Marcus Caruso | Divulgação Globo/Estevam Avellar
Patrick Selvatti
Não tem jeito. É saber que Marcos Caruso vai estar em uma produção, mesmo como coadjuvante, que a reação é unânime: ele vai roubar a cena. Não é uma opinião da coluna. Essa dinâmica tem se repetido há décadas, especialmente a partir dos anos 2000, quando o ator estreou na Globo — já com uma longa estrada no teatro, no cinema e em outras emissoras de televisão.
O veterano se tornou global em Coração de estudante (2002), emplacando, já na estreia, aquele que seria o primeiro personagem de uma série marcada por pais de família amorosos na ficção. Como o advogado Raul, deu muito suporte à filha, a protagonista Clara (Helena Ranaldi), professora universitária às voltas com um triângulo amoroso e a descoberta de que seu progenitor era outro, o vilão-mor da trama.
Mas foi no ano seguinte, em Mulheres apaixonadas (2003), que Caruso se consagrou como o baluarte da paternidade. No sucesso de Manoel Carlos, deu corpo ao Carlão, um chefe de família pacato que precisava lidar com o temperamento ruim da primogênita: a icônica Dóris (Regiane Alves), uma menina mimada que maltratava os avós. Nessa última semana, no Vale a pena ver de novo, o público pode rever uma das cenas mais emocionantes do núcleo, em que o ator literalmente dominou o espetáculo.

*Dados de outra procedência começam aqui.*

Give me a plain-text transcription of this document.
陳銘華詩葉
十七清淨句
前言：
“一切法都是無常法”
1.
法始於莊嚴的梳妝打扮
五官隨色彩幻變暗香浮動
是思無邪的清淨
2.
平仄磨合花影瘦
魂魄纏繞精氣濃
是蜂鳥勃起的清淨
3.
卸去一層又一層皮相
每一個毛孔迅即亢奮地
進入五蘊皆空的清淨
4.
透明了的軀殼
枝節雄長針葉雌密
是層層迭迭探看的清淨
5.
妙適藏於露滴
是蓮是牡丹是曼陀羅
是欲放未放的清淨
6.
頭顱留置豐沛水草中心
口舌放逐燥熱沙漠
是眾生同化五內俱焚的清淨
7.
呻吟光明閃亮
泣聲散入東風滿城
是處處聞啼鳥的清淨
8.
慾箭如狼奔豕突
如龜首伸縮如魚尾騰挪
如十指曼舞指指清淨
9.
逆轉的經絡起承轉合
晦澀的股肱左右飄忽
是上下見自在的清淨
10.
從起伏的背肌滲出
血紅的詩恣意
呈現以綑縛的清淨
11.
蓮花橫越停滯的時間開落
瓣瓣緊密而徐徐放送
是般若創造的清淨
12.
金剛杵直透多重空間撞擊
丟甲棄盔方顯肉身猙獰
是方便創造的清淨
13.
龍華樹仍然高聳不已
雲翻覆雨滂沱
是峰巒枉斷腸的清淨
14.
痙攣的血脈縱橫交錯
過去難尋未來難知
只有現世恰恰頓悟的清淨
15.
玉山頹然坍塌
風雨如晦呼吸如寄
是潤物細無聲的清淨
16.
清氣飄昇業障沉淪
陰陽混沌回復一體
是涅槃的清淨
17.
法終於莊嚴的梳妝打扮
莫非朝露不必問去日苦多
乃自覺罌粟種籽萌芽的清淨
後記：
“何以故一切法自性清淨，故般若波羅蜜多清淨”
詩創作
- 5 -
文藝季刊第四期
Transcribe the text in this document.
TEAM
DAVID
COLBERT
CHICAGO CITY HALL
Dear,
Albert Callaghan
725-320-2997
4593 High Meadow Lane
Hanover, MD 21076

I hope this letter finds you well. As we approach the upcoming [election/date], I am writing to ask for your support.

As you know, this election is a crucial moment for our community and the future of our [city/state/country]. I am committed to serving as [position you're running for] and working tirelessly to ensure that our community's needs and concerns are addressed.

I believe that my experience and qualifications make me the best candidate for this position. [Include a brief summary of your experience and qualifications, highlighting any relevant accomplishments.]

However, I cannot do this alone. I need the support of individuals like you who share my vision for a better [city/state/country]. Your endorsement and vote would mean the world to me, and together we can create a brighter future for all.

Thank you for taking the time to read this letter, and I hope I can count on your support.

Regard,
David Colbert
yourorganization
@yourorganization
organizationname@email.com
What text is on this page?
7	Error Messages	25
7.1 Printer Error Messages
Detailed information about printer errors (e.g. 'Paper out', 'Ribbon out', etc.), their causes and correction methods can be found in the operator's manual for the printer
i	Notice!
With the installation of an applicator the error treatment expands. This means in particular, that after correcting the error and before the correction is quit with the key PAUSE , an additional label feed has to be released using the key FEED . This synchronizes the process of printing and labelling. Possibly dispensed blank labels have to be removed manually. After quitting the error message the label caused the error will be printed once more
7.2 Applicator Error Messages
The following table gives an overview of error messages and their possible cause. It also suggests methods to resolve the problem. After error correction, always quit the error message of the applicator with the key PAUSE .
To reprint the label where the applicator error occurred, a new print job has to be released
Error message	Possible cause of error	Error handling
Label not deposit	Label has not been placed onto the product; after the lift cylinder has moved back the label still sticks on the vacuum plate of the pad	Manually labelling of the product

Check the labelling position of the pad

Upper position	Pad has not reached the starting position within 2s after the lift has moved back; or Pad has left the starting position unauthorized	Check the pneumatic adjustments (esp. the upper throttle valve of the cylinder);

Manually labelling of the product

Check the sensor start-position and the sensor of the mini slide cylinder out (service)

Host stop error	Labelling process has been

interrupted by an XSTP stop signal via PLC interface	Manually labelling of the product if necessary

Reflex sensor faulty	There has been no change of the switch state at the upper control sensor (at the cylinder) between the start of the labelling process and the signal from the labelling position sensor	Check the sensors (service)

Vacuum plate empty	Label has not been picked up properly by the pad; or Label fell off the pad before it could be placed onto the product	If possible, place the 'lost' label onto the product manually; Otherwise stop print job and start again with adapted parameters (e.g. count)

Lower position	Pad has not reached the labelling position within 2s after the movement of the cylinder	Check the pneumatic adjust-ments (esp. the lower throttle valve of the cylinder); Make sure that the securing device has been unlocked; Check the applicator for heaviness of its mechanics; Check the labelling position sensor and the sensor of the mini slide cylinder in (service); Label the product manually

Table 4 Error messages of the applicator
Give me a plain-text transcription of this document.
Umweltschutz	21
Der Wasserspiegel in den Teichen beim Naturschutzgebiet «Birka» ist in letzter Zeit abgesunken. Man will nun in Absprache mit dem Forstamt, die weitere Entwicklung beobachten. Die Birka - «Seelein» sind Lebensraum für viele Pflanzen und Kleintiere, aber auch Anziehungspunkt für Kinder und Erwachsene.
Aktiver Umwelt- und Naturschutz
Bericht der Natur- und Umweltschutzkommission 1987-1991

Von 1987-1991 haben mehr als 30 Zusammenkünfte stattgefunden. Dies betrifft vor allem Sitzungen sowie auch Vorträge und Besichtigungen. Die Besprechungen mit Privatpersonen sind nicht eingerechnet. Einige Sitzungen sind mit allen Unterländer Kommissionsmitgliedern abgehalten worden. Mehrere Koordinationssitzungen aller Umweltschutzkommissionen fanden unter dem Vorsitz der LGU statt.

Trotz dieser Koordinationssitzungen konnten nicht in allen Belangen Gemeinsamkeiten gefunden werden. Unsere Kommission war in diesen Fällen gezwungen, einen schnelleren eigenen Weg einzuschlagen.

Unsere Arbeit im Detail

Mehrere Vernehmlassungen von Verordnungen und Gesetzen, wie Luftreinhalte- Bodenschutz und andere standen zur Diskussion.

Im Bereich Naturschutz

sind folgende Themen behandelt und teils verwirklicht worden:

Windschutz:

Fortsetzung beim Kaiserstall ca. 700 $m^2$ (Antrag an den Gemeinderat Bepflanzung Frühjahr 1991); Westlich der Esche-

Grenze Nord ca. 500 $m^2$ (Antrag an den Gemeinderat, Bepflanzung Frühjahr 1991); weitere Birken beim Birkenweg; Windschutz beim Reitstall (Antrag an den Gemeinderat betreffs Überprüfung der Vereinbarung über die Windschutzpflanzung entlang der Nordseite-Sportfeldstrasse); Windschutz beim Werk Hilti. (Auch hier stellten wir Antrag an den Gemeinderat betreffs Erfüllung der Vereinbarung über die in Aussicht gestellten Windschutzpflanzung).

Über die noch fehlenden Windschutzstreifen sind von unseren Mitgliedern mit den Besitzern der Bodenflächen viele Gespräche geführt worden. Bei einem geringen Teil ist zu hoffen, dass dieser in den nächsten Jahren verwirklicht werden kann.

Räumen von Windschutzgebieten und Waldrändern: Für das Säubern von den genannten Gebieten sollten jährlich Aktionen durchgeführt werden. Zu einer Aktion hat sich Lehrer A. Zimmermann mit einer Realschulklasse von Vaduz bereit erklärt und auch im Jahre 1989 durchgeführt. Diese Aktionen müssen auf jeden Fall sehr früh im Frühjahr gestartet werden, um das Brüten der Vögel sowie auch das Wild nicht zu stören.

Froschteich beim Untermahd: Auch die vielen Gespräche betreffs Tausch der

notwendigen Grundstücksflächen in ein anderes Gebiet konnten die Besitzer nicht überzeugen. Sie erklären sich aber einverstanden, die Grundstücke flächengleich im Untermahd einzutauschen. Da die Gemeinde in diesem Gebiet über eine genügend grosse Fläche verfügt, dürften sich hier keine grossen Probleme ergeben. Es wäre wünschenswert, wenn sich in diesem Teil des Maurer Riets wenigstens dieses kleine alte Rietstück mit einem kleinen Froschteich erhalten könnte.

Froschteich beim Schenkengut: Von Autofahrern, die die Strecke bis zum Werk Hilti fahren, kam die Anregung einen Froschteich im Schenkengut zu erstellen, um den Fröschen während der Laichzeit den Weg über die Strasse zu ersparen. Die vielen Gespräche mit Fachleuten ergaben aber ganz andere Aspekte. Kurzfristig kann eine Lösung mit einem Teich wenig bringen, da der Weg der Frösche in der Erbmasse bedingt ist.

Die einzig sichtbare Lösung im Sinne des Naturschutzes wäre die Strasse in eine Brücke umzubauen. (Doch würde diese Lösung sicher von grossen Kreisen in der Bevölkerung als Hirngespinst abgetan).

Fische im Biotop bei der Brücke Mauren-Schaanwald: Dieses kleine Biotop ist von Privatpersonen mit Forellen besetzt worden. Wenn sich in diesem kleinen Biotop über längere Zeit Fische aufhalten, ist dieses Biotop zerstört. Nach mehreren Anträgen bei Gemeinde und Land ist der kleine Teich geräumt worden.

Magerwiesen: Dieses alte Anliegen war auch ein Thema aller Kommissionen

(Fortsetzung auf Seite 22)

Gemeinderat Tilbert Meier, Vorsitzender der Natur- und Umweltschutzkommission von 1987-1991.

Três anos depois, Maneco escalou Marcos Caruso novamente. Dessa vez, em Páginas da vida (2006), seu personagem, Alex, vivia o drama de perder a filha, Nanda (Fernanda Vasconcelos), que morria após dar à luz a gêmeos. E o veterano brilhou novamente, transmitindo na tela, ao longo de oito meses, toda a verdade da dor de um pai que vive o pior sofrimento possível.
Daí em diante, foram inúmeros trabalhos em que a paternidade deu o tom. Quem não se lembra do emblemático Leleco, o suburbano boa-praça pai do Tufão (Murilo Benício) em Avenida Brasil (2012)? E do Feliciano Stewart, o ex-playboy decadente de A regra do jogo (2015)?
Com a idade avançando, vieram os avôs gente fina, como o Pedrinho de Pega pega (2017) e o Sóstenes de O sétimo guardião (2019), que cuidavam das netas — as protagonistas vividas, respectivamente, por Camila Queiroz e Marina Ruy Barbosa — como se fossem filhas. Houve também os padres, em Desejo proibido e Filhos da pátria (2017), que não deixam de ser figuras paternais. E não dá para ignorar o Osvaldo de Quanto mais vida, melhor (2021) e o Dante de Travessia (2022), que não eram pais, mas agiam como mentores dos personagens Neném (Vladimir Brichta) e Ari (Chay Suede).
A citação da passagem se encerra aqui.